This article in Leeds Today, on the forgotten St. Edmund, says they did:
In the wake of the Norman Conquest of 1066, everything connected to the English nation and its culture were suppressed -- especially the language, literature, and flags. French became the language of everyday life. . . . [N]ot until the reign of Henry VIII was it in more general use across the country.
This is clearly false, as any medieval English literature textbook will suggest — it's all about The Owl and the Nightingale, King Horn, Chaucer, Gower, Langland, Sir Gawain and the Green Knight, Margery Kempe, Richard Rolle, Malory, etc., etc., etc. — all works in English, not French. O.K., so it doesn't answer the question to refer you to a Middle English handbook — where are all the literature-of-England-in-French handbooks? Still, the point is that this is popular literature.

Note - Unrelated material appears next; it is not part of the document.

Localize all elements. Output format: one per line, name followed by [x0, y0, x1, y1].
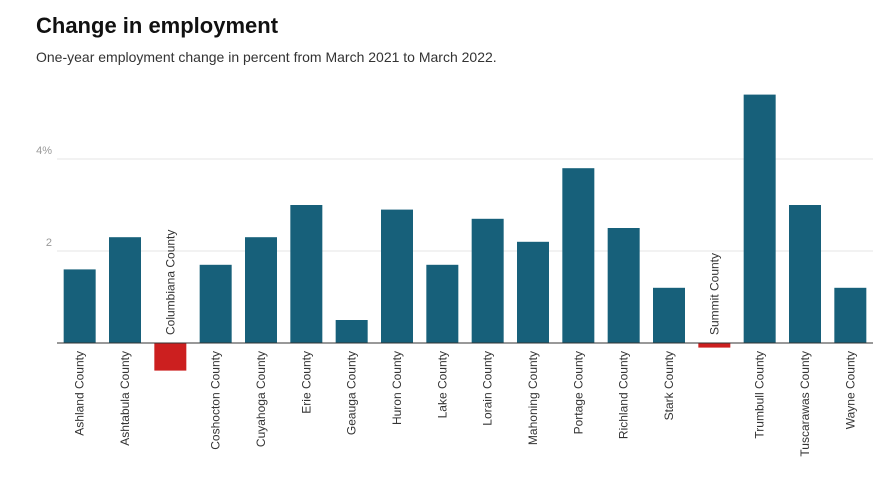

Moreover, from the medieval experts over at Wikipedia, we see (oomphasis added):
Middle English was one of the five languages current in England. Though never the language of the Roman Catholic Church, which was always Latin, it lost status as a language of courtly life, literature and documentation, being largely supplanted by Anglo-Norman French. It remained, though, the spoken language of the majority, and may be regarded as the only true vernacular language of most English people after about the mid-12th century, with Anglo-Norman becoming, like Latin, a learned tongue of the court. Welsh and Cornish were also used as spoken vernaculars in the far west.
English did not cease to be used in the court: it retained a cartulary function (being the language used in royal charters); nor did it disappear as a language of literary production. Even during what has been called the 'lost' period of English literary history, the late 11th to mid-12th century, Old English texts, especially homilies, saints' lives and grammatical texts, continued to be copied, used and adapted by scribes. From the later 12th and 13th century there survive huge amounts of written material of various forms, from lyrics to saints' lives, devotional manuals to histories, encyclopaedias to poems of moral (and often immoral) discussion and debate, though much of this material remains unstudied, in part because it evades or defies modern, arguably quite restricted, categorisations of literature.
Middle English is more familiar to us as the language of Ricardian Poetry and its followers, the 14th- and 15th-century literature cultures clustered around the West Midlands and around London and East Anglia. This includes the works of William Langland, the Gawain Poet, Geoffrey Chaucer, Lydgate, Gower, Malory, Caxton, and Hoccleve. Perhaps best known, of course, is Chaucer himself in his Canterbury Tales and other shorter poems, where the poet consistently revalues and reinvents older traditions while managing to avoid completely abandoning them.
Later on, the article explains how Norman French influenced English grammar, for instance playing a part in helping English shed its inflected forms. Even so, it says, this change "cannot be attributed simply to the influence of French-speaking layers of the population. English remained, after all, the language of the majority."
Just another reminder that you should beware of what you read in the popular press. (And this is something that it doesn't take that much knowledge to realize is wrong: The regular folks in the whole country started speaking the language of aristocrats? And went back to the previous language 500 years later?) To his credit, the author very graciously admitted his inexpertise.